Tuesday, October 29, 2024

Over the Top

 

Terry here: It’s Halloween week. The question: Do you read horror? Have you written any? Why or why are you not a fan? Here’s a Halloween scene.
Bet you can’t guess where it is. It’s Athens! We were there for three weeks, and the last day, October 11, we went to a lively part of Athens where there were a lot of outdoor cafes and a general air of merriment. Here, we ran into a street decorated for Halloween that surpassed anything I’ve seen in other cities. 

 When we were in Florence, years ago, around Halloween, we saw the same thing—a plethora of Halloween decorations—ghosts, cats, bats, spooky faces, cobwebs, witches, etc. 

Until then I had thought Halloween was strictly an American event (I can’t call it a holiday because holiday is a shortening of the words “holy day,” and unless you’re a Satan worshiper, it’s isn’t really holy. (Not that many of our holidays are religious, but they are holy in the sense that they convey a sense of importance. “President’s Day” for example is a way to honor the memory of men--of course it’s always been men--who led the U.S., and whose memory we hold dear.) 

 But I digress. When my son was small, I loved Halloween, and thought it was a great event for little kids. But gradually over the years I’ve seen it morph into a chance for adults to dress up in costume, maybe allowing themselves to try out an alter-ego. But those events don’t have the same sense of surprise and delight that I see in children at Halloween. 

 Sense of surprise? Yep. I remember the first time I finally was able to convince our son that he should go up to our neighbor’s door and yell “trick or treat” and that nothing bad would happen. When they threw candy into his bag, he turned around with utter delight on his face and yelled, “It worked!” 

The funny thing is that he didn’t like going to the street one over from ours, where most every home was decorated to the hilt. It overwhelmed him. It was intense. Children cried and hung back, the sense of fun taken over by overwrought decorations--competition among neighbors to outdo each other. It was an adult event that had lost its sense of cheerful fun. 

As for the element of “horror,” I don’t really enjoy reading horror. If Halloween is about tricksters and alter-egos, the few horror books and stories I’ve read seem to have something else entirely at work—a sense of unseen malevolence that lies just outside our real world. It’s about manifesting the evil that lives in some humans and making it palpable. (Think The House of Leaves--a truly spooky book) 

Horro is about taking the worst of people’s behavior and rendering it larger-than life. It always seems to have a sense of vengeance associated with it. “Treat me badly, and I will lay waste to you and your loved ones. I will terrify you, torment you, tear you limb from limb.” Sometimes the “being” wielding such hatred often looks like an ordinary person until something triggers their fury. (Think Carrie). But there are also “beings” that lie just outside our ability to see them who direct unseen horrors onto unsuspecting people. 

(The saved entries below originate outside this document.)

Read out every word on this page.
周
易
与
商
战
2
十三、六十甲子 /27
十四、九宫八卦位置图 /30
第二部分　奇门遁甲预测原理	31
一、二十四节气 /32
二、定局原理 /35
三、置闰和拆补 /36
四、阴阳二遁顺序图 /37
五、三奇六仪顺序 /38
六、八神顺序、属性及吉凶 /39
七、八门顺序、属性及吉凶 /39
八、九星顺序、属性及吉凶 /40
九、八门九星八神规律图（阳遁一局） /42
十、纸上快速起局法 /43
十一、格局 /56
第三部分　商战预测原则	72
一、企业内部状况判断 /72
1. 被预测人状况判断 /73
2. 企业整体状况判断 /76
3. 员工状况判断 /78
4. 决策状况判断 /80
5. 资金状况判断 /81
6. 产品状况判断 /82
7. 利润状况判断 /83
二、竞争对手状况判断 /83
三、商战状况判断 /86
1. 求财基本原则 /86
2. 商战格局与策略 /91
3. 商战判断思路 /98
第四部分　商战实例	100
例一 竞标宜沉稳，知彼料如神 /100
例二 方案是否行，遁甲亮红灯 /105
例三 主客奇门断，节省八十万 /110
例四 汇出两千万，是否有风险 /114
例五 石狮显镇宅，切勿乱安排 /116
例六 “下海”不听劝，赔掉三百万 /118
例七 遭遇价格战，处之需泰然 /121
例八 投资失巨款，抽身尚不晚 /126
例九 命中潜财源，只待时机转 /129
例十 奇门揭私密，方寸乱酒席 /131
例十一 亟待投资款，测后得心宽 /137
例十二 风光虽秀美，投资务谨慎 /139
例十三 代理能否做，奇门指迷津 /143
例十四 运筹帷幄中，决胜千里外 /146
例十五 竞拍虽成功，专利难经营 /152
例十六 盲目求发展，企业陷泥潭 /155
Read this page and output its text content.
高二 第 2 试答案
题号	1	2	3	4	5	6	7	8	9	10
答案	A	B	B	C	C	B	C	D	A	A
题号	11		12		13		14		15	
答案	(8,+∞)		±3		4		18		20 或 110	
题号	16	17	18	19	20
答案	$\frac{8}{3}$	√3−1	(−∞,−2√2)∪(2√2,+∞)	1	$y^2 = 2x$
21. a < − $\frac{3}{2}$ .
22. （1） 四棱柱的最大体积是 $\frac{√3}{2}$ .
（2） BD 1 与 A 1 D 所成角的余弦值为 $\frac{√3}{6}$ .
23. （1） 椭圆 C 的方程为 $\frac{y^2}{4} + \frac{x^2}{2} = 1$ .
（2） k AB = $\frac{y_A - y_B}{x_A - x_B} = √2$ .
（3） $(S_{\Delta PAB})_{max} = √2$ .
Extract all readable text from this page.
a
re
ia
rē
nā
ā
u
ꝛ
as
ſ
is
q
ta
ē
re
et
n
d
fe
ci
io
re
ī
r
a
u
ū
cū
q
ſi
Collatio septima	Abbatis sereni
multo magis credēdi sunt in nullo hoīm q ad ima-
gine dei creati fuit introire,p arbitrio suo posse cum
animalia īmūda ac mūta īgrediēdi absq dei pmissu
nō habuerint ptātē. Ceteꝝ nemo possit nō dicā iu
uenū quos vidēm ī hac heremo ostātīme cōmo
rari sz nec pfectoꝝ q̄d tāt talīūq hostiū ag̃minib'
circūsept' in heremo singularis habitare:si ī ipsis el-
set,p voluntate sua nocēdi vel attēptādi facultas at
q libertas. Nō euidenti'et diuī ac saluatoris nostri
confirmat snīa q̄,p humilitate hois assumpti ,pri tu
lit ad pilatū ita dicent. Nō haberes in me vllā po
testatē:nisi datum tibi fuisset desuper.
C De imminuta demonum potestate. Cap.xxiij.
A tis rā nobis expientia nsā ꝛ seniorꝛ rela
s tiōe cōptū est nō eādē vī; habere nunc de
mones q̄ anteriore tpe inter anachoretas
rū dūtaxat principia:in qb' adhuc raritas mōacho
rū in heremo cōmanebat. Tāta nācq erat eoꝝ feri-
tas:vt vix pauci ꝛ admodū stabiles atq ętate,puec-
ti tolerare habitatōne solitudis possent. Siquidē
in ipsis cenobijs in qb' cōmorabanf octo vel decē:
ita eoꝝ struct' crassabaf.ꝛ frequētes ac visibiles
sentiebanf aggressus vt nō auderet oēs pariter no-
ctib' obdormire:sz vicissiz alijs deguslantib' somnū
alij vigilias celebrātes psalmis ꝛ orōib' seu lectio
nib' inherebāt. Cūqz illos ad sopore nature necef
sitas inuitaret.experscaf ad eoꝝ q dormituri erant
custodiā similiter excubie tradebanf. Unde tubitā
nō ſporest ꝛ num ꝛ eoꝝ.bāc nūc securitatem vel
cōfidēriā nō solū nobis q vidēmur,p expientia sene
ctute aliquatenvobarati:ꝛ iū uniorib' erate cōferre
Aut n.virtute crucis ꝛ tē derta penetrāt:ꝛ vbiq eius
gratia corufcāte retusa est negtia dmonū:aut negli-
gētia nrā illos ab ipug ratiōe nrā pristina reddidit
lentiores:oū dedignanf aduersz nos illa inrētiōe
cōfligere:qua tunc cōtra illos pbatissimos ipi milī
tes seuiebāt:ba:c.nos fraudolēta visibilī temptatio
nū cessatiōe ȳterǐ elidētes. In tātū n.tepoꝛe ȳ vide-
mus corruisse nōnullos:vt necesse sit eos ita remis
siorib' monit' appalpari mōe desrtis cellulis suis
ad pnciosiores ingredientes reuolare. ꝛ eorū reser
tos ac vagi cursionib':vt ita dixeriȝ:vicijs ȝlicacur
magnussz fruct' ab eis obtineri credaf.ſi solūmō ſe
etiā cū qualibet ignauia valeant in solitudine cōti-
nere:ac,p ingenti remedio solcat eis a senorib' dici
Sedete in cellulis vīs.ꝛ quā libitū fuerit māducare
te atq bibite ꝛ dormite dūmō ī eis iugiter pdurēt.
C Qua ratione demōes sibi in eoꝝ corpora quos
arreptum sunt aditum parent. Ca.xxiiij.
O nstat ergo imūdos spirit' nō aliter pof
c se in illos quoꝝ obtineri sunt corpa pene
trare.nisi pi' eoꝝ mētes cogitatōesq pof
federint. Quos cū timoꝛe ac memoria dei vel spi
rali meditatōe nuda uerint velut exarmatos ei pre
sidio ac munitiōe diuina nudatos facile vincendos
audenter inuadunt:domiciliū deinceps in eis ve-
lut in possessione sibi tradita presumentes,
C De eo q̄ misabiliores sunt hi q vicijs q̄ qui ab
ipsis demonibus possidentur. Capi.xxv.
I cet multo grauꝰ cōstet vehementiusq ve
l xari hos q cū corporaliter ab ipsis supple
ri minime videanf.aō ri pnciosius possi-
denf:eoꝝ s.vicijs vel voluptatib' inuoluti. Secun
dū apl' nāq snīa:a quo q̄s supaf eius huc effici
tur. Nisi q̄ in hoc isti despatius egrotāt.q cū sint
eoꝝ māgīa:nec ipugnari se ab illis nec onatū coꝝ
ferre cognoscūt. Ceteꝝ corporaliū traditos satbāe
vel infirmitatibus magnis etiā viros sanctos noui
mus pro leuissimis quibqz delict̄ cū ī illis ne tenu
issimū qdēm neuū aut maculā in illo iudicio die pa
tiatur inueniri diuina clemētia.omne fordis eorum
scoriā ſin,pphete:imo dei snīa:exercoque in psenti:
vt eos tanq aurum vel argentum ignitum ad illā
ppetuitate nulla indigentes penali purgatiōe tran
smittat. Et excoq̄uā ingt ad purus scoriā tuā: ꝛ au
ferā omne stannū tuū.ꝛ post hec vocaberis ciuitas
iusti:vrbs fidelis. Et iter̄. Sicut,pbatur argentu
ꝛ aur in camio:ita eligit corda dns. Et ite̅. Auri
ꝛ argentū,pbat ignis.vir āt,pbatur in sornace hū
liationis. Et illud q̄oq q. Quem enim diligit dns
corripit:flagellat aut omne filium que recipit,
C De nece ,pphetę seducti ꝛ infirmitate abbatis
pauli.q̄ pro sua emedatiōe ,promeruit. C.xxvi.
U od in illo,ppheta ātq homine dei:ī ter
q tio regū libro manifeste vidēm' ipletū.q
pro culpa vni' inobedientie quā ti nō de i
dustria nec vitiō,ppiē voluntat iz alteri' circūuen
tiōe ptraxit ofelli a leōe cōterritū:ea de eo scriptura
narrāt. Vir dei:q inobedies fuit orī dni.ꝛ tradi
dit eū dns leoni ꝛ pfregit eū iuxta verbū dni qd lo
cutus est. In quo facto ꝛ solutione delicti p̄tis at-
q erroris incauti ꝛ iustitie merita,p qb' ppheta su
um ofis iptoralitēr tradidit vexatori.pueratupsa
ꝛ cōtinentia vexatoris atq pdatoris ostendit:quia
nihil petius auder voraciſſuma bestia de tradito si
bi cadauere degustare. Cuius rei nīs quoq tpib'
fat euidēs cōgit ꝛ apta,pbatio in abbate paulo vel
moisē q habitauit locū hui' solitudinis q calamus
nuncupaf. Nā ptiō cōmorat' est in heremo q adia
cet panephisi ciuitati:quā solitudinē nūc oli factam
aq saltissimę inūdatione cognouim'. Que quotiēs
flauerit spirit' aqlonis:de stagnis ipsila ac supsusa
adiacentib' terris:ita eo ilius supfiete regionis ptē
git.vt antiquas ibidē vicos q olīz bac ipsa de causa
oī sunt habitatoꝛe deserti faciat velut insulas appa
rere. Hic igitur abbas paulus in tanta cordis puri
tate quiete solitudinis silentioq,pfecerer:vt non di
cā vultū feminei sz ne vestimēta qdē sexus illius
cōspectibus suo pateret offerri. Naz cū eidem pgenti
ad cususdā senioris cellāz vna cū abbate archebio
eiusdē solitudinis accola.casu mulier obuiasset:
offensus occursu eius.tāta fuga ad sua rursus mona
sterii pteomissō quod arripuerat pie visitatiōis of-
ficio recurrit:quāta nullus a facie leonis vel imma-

It doesn’t take a genius to see that this is an attempt to explain the unexplainable—to explain misery that is visited on people that they don’t seem to deserve. Or who deserve some kind of retribution, but the retribution is beyond cruel. 

 You could argue that children’s Halloween hints at this with its ghosts and witches and costumes that manifest “other,” but horror lies at the far end of that spectrum. 

 Not only do I not read much horror, but I also don't write it. As a crime writer, I get enough sense of malevolence from acts of real people in everyday life. That said, I’ve recently read a book that turned out to be in the horror category, and it haunts me because of the intense fury manifested in it. It was very well-written, so I had no quarrel with the writing; just the intensity of its villain. There was that sense that something lies just outside our real world, and it’s something that wants revenge, that it takes ordinary anger and twists it into the unrecognizable and makes it into something no human could actually do. As far as I'm concerned, horror has nothing to do with Halloween. 

 So…Happy Halloween everyone!

2 comments:

Susan C Shea said...

Halloween in Athens? That surprises me. The fact that my CVS has been overtaken with plastic and sugar and Hallmark junk since September first doesn't. I've always considered it a made up marketing "holiday."

Terry said...

I would agree except it used to be fun before Hallmark got its greedy little hands on it.